Interview
Mettre la pression, mais sous conditions
Pour Alain Cholet*, le combat contre les prix bas de la grande distribution doit profiter aux producteurs.
Les négociations commerciales sont en cours entre les entreprises et la grande distribution. Laquelle met la pression sur les prix. Qu’en pensez-vous ?
Alain Cholet : Pour moi, si pression il y a, elle est à mettre, et sur la grande distribution et sur les entreprises. Je prends l’exemple de Serge Papin qui dénonce des pratiques mais qui, dans la foulée, accepte une promotion de chez Lactalis défiant toute concurrence. D’un côté, il y a les déclarations de bonnes intentions ; de l’autre côté, les faits. Et ils sont têtus.
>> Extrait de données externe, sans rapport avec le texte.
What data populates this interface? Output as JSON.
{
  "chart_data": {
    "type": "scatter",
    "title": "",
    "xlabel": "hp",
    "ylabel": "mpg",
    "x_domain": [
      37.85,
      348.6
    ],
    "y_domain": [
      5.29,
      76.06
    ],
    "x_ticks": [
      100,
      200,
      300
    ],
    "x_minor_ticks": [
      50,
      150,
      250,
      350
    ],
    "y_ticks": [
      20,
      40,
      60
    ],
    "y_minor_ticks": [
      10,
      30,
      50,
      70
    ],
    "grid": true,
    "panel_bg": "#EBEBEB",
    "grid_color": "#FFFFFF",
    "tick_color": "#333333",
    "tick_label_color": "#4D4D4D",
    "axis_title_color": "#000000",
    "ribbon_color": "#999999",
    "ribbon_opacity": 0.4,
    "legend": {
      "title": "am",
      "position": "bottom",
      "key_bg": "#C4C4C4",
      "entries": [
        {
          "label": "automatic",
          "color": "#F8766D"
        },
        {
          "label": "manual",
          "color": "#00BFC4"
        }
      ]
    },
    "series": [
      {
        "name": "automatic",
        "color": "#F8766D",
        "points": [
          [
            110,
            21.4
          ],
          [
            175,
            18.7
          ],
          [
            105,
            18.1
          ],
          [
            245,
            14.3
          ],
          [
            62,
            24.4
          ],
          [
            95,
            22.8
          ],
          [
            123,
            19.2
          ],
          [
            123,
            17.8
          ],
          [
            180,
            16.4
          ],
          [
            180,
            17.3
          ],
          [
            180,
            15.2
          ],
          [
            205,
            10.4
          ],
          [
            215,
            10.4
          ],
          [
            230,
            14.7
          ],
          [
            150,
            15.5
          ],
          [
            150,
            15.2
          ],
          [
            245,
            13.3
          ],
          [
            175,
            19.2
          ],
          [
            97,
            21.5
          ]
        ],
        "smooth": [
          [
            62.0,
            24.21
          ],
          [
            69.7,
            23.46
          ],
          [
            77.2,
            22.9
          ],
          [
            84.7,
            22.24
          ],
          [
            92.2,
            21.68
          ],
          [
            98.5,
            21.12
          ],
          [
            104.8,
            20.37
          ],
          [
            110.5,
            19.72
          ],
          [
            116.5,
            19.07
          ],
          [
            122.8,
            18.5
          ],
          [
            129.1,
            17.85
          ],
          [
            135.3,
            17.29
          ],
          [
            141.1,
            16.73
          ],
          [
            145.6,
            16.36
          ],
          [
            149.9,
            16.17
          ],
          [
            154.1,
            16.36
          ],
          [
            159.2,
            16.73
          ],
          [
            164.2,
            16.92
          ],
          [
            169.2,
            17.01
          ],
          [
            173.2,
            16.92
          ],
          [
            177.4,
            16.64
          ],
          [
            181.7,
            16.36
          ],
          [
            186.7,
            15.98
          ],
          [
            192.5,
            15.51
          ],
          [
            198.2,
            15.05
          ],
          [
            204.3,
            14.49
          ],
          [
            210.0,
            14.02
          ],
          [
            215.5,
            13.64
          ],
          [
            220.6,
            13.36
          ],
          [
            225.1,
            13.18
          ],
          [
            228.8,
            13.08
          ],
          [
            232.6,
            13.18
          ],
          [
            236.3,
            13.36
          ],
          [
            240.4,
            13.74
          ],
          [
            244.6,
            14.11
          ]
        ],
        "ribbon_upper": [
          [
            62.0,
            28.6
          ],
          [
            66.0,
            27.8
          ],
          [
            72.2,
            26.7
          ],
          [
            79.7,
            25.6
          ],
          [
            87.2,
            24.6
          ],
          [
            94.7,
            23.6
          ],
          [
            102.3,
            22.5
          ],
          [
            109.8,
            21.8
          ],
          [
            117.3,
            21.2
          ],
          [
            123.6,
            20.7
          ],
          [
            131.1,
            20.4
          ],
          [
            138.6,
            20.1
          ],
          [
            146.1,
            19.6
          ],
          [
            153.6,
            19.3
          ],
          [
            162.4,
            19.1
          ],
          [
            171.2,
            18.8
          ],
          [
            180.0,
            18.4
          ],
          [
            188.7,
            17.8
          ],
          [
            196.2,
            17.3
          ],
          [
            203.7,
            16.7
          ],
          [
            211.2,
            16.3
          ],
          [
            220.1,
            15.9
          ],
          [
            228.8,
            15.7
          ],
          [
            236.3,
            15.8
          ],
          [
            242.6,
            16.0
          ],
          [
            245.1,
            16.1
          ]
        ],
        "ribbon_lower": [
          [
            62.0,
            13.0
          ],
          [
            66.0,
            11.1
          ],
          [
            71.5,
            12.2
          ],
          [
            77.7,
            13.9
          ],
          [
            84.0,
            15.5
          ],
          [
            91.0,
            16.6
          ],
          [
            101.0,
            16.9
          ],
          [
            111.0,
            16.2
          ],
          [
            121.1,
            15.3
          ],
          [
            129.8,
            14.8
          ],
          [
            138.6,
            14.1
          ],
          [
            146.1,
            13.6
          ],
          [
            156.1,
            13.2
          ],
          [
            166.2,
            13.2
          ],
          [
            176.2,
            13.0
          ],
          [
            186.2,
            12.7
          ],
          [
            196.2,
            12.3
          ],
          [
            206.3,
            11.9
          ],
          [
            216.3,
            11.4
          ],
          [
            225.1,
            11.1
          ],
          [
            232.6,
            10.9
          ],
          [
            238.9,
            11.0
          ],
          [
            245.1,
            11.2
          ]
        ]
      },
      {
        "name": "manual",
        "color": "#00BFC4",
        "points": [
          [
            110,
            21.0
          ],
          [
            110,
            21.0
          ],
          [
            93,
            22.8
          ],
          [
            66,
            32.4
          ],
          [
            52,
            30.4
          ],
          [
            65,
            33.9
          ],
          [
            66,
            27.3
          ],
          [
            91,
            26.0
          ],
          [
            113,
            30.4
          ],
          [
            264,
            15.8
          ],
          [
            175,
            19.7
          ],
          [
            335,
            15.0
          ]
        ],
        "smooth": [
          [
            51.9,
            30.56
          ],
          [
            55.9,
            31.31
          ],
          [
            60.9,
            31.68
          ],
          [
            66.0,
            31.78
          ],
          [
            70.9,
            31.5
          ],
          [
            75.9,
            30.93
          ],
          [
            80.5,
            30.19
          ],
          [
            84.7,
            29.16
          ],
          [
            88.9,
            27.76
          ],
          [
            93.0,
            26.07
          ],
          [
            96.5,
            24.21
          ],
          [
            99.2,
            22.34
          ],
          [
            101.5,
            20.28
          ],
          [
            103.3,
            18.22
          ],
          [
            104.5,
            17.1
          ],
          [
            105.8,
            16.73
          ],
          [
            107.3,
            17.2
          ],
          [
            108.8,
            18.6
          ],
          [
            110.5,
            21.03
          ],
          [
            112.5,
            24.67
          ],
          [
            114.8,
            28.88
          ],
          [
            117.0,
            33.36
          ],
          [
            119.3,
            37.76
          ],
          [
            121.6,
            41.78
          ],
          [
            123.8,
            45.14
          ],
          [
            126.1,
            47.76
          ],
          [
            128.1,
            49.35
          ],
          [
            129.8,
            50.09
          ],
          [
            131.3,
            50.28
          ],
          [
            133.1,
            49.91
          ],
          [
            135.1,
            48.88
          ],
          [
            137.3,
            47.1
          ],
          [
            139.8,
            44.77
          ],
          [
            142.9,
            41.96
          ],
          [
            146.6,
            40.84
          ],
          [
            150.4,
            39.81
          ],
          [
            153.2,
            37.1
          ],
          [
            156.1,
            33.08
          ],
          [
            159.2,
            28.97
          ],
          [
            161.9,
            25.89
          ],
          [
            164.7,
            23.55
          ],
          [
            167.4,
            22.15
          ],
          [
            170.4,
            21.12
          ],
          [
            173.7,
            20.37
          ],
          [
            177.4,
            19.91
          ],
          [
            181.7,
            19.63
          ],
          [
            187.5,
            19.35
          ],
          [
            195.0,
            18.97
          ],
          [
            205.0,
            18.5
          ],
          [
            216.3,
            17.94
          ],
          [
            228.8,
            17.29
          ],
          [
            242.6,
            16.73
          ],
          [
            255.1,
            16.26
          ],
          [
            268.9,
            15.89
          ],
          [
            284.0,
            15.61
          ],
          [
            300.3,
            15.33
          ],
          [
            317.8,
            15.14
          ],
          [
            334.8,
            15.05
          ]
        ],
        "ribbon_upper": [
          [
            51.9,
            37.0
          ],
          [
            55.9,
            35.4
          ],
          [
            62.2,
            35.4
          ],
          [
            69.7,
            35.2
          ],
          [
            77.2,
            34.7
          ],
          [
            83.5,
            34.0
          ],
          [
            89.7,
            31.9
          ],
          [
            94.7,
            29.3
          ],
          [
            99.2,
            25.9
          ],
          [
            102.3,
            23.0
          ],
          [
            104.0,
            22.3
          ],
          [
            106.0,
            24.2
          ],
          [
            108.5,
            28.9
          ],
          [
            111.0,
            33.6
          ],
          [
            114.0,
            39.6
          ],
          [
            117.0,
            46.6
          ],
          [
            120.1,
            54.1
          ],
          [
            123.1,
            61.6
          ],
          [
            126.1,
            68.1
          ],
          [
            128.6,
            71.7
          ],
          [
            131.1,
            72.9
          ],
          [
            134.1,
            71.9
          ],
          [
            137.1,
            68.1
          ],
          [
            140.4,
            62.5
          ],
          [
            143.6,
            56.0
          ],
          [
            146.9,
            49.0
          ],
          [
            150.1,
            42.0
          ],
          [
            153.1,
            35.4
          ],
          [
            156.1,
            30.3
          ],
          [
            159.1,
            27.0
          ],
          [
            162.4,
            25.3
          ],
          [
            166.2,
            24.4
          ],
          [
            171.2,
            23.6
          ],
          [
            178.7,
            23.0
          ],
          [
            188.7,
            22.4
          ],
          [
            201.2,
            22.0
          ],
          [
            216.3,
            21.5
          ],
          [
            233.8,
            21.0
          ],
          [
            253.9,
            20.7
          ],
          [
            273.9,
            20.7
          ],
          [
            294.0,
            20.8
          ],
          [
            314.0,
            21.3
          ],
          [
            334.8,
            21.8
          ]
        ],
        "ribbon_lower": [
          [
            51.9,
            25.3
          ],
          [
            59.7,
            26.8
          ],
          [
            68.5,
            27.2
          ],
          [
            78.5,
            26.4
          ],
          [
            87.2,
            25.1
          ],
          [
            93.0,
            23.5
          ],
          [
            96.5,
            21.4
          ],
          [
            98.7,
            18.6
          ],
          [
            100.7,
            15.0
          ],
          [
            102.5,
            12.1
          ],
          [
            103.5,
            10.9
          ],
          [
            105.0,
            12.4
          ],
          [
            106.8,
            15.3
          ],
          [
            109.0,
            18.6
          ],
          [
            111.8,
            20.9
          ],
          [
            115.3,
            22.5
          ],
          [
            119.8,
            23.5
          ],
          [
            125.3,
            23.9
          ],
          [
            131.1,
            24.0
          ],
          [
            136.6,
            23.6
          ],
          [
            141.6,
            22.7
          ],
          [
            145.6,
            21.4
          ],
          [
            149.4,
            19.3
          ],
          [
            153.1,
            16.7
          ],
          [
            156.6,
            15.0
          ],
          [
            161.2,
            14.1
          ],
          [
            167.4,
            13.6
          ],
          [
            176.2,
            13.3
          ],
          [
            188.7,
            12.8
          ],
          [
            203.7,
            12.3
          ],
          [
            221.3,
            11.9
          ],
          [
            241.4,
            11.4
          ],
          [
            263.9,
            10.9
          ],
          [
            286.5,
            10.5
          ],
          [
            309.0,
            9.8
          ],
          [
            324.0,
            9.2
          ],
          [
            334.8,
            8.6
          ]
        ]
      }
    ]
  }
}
Ce ne serait pas la première fois que les producteurs mettent la pression…
Précisément. Et j’ai bonne mémoire. Lorsque la FNPL est intervenue pour aboutir à une médiation, elle s’est fait critiquer par les entreprises qui ont considéré que ce n’était pas le problème des producteurs. Certaines ont même osé : sans vous, on aurait obtenu plus… On s’est même entendu dire, en mai dernier, qu’on avait mis le bazar en obtenant 25 euros après l’intervention du médiateur.
Mettre la pression relève de notre rôle de syndicaliste. Nos collègues européens sont payés plus cher. Les consommateurs allemands, anglais, hollandais acceptent des hausses sur les produits de grande consommation deux à trois fois supérieures à celles pratiquées en France. Et cela sans nuire à la consommation. En France, la grande distribution prétend qu’elle défend le consommateur. Ne soyons pas dupes. Elle défend son portefeuille et habitue le consommateur à avoir un produit de qualité au rabais. Ce n’est pas comme cela que l’on construit une économie cohérente et durable sur le territoire.
J’entends de la colère dans vos propos.
Je suis en colère. Les producteurs de lait n’ont pas l’intention d’être à nouveau des fantassins qui vont à la bataille face à la grande distribution sans toucher ce qui leur est dû.
Conclusion, vous posez vos conditions à la transformation ?
Que les choses soient claires. On ne va pas faire sans cesse appel à un médiateur. C’est à l’interprofession de réagir et à toute la filière de faire preuve de maturité. Mais pour s’engager dans un bras de fer avec la GMS, il faut un pré-requis entre la transformation et la production. Ce pré-requis, c’est la garantie d’un retour financier aux producteurs, du privé comme des coopératives, sur ce qui sera obtenu.